The government must vehemently oppose, in thought, law and action, any group that threatens a person’s right to exist and any action taken to unnecessarily diminish a person’s humanity. My policy initiatives would focus on the prison system and removing or changing systematic processes that provide for a discriminatory result.

Question 8: 

Kentucky has the ninth highest incarceration rate in the nation, is second in the nation for incarcerating women, and has the second-highest rate in the country of children separated from a parent due to incarceration. In addition, Black Kentuckians make up 8.3 percent of the state population but 21 percent of the state’s incarcerated population. Are you committed to ending mass incarceration in Kentucky? Why or why not? If elected, what will you do to make strides toward ending mass incarceration and reinvesting resources into the communities most impacted by this system?

We can be the generation that ends homelessness and hunger, provides access to our health and legal and builds correctional systems that work. We have everything we need to be successful in this work. We need to stop mass incarceration. The correctional system needs work and this is one of the areas that I am interested in transforming. How? I will do the research and form foundational partnerships with the goal of powerfully returning people who are prepared to make a difference in their families and communities after incarceration. We will also look at the pipelines to prison to see what we do in Kentucky that allows for mass incarceration. This means looking at all aspects of how we live that are invisible to us and occur as a way of life. For example, how do 18-year-olds exit the foster care system? Are they empowered and set up to win? Do we intervene on behalf of children early or only after a tragic event? Do we empower the incarcerated to win once released from prison? The Promise of America includes a “government for the people, by the people, to serve the people”. These are our people.

Question 9: 

Do you support a statewide Fairness law to protect LGBTQ people (lesbian, gay, bisexual, transgender, questioning, queer) from discrimination in housing, employment, financial transactions, and public accommodations based on sexual orientation and gender identity? What will you do to support LGBTQ Kentuckians?

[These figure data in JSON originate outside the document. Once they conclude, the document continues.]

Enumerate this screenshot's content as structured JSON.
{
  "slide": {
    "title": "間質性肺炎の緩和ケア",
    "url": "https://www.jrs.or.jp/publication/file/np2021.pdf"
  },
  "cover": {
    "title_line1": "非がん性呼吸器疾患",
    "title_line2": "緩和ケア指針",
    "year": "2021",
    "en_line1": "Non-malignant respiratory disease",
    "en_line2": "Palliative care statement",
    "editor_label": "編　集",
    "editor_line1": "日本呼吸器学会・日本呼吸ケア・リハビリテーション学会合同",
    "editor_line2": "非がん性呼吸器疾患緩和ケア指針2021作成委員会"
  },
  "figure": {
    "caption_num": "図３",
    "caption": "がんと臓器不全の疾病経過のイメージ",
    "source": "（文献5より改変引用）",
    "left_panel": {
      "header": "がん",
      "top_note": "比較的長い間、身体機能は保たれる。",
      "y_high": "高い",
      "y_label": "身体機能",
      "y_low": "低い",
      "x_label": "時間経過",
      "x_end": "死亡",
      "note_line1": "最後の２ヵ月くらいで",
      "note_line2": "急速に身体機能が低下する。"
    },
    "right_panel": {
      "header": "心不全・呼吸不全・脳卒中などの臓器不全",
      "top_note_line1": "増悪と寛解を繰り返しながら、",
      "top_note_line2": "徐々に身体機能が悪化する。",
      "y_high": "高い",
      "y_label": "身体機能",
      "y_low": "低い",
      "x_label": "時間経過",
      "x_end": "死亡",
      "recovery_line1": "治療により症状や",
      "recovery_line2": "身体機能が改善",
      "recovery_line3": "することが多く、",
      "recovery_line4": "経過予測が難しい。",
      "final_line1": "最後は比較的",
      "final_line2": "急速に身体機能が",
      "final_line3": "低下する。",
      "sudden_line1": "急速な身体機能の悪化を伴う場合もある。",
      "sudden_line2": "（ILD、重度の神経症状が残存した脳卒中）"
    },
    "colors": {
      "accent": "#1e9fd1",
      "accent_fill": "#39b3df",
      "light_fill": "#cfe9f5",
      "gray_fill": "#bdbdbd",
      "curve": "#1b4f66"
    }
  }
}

Every person has a right to live free from discriminatory practices that infringe upon their right to exist, their mental and medical well-being and their ability to earn a living. I will stand for the LGBTQ communities because I have. The next step is to listen and see is needed instead of what we think they need. Every life empowered. Every voice heard.

Question 10: 

Nearly 400,000 low-income Kentuckians qualified for health care – including vision, dental and mental health – for the first time under the Affordable Care Act. But there are major challenges here in Kentucky. The Bevin administration failed to respond to Kentucky’s Hepatitis A outbreak, local health departments are underfunded and are slated to lose about a third of their workers, and the legislature has recently passed a bill restricting access to reproductive health. The legislature has a role in getting Kentucky on track for better health. What would you to build on the progress of Medicaid expansion and to ensure that all Kentuckians have access to quality, affordable health care?

Answer 10: 

Absolutely! Healthcare is a basic right and our generation can make that so. People dying and suffering because they don’t have medical or mental healthcare is something we can transform for Kentucky. This starts with the expansion of Medicare and ends with newly created ways to take it further.

We won’t stop until the well-being of people drives the healthcare system and not excessive profits. Profits are good for our economy, just not over people's lives.Together we can make this happen.